En ese contexto la larga conversación y colaboración de estos dos grandes escritores resulta aún más insólita. Puede ser vista como el extraño encuentro de dos modos opuestos de anotar el mundo. El uno representado por Borges, el hombre que encontró la manera de decir en un párrafo más de lo que muchos pueden en un capítulo, y el otro representado por Bioy, el escritor que pudo callar elocuentemente en un capítulo más de lo que muchos en un párrafo, el clásico para el que toda palabra parece demasiado altisonante. La exuberancia económica de Borges y la mesura alusiva o insinuante de Bioy.

El desenlace de este encuentro era previsible y así lo demuestra el libro: el joven escritor ávido de procedimientos reflexivos y literarios fue tomando distancia hasta salir de la órbita de Borges.

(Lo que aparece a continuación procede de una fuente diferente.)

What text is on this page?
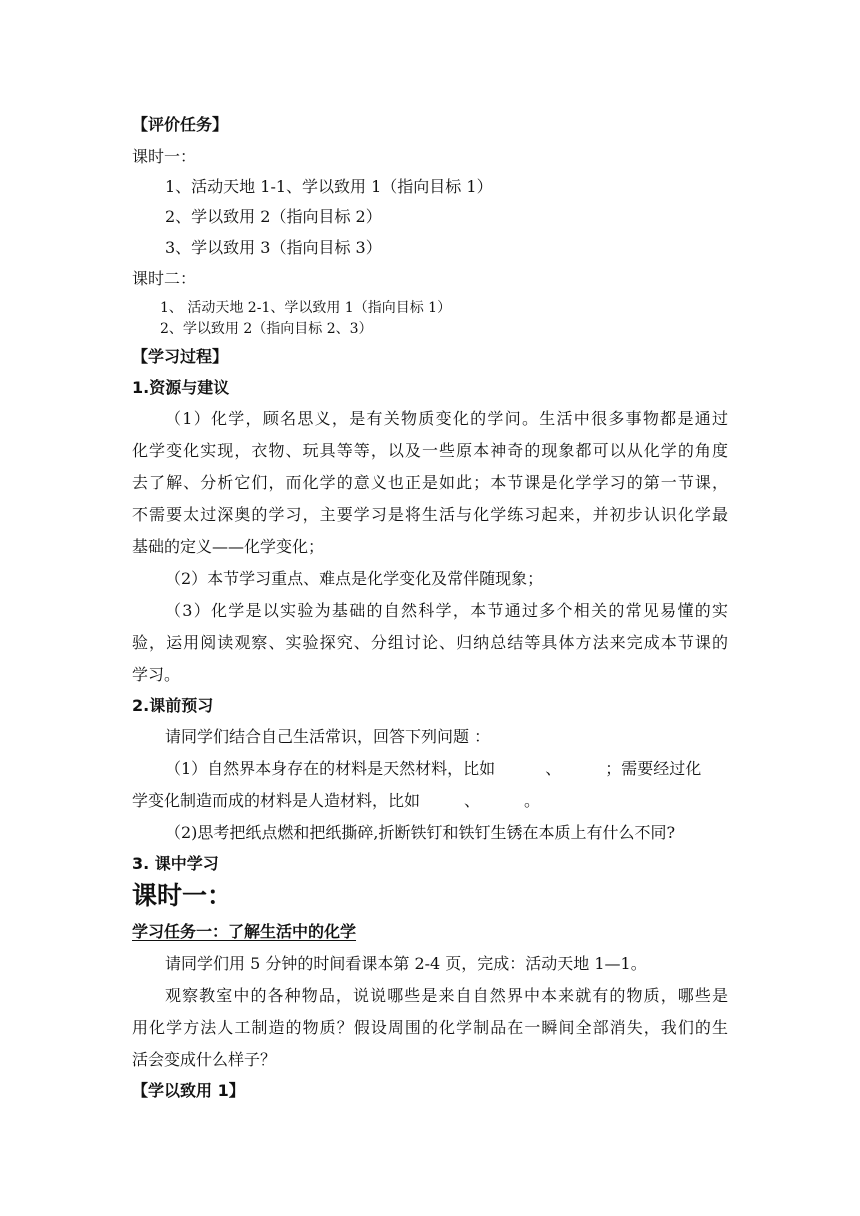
【评价任务】
课时一：
1、活动天地 1-1、学以致用 1（指向目标 1）
2、学以致用 2（指向目标 2）
3、学以致用 3（指向目标 3）
课时二：
1、 活动天地 2-1、学以致用 1（指向目标 1）
2、学以致用 2（指向目标 2、3）
【学习过程】
1.资源与建议
（1）化学，顾名思义，是有关物质变化的学问。生活中很多事物都是通过
化学变化实现，衣物、玩具等等，以及一些原本神奇的现象都可以从化学的角度
去了解、分析它们，而化学的意义也正是如此；本节课是化学学习的第一节课，
不需要太过深奥的学习，主要学习是将生活与化学练习起来，并初步认识化学最
基础的定义——化学变化；
（2）本节学习重点、难点是化学变化及常伴随现象；
（3）化学是以实验为基础的自然科学，本节通过多个相关的常见易懂的实
验，运用阅读观察、实验探究、分组讨论、归纳总结等具体方法来完成本节课的
学习。
2.课前预习
请同学们结合自己生活常识，回答下列问题 ：
（1）自然界本身存在的材料是天然材料，比如	、	；需要经过化
学变化制造而成的材料是人造材料，比如	、	。
（2)思考把纸点燃和把纸撕碎,折断铁钉和铁钉生锈在本质上有什么不同?
3. 课中学习
课时一：
学习任务一：了解生活中的化学
请同学们用 5 分钟的时间看课本第 2-4 页，完成：活动天地 1—1。
观察教室中的各种物品，说说哪些是来自自然界中本来就有的物质，哪些是
用化学方法人工制造的物质？假设周围的化学制品在一瞬间全部消失，我们的生
活会变成什么样子？
【学以致用 1】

Este momento ocurre el domingo 21 de diciembre de 1969: «Esta noche ocurre mi primera desinteligencia con Borges sobre la redacción de un texto... hoy quiere que los personajes dialoguen en monólogos, en discursos, de frases muy redactadas, precisas y concluidas.» Lo confirma la entrada del miércoles 21 de junio de 1972: «por primera vez nos sucede que él y yo tratamos de escribir diferentes cuentos.» Aunque antes había ya señales del distanciamiento, según da testimonio la frase más dura que tiene para su amigo en todo el libro, el jueves 9 de junio de 1966: «... esta incontinencia de mi colaborador [Borges] nos precipita en tristes abismos de Rabelais, que él tanto aborrece. Depresivo espectáculo de literatos que se regodean con sus laberínticas y retorcidas chanzas, que nadie sigue, escucha ni celebra...» La ruptura literaria, pues, era inevitable. ¿Lo era la personal? Reunidos espléndidamente durante años por un ritual de escritores al alimón y de comentaristas ora exquisitos ora desalmados, el destino se encargó de separarlos cuando la colaboración se había vuelto imposible, cuando la agudeza refulgente de Borges resultaba un recurso incómodo en la literatura de Bioy.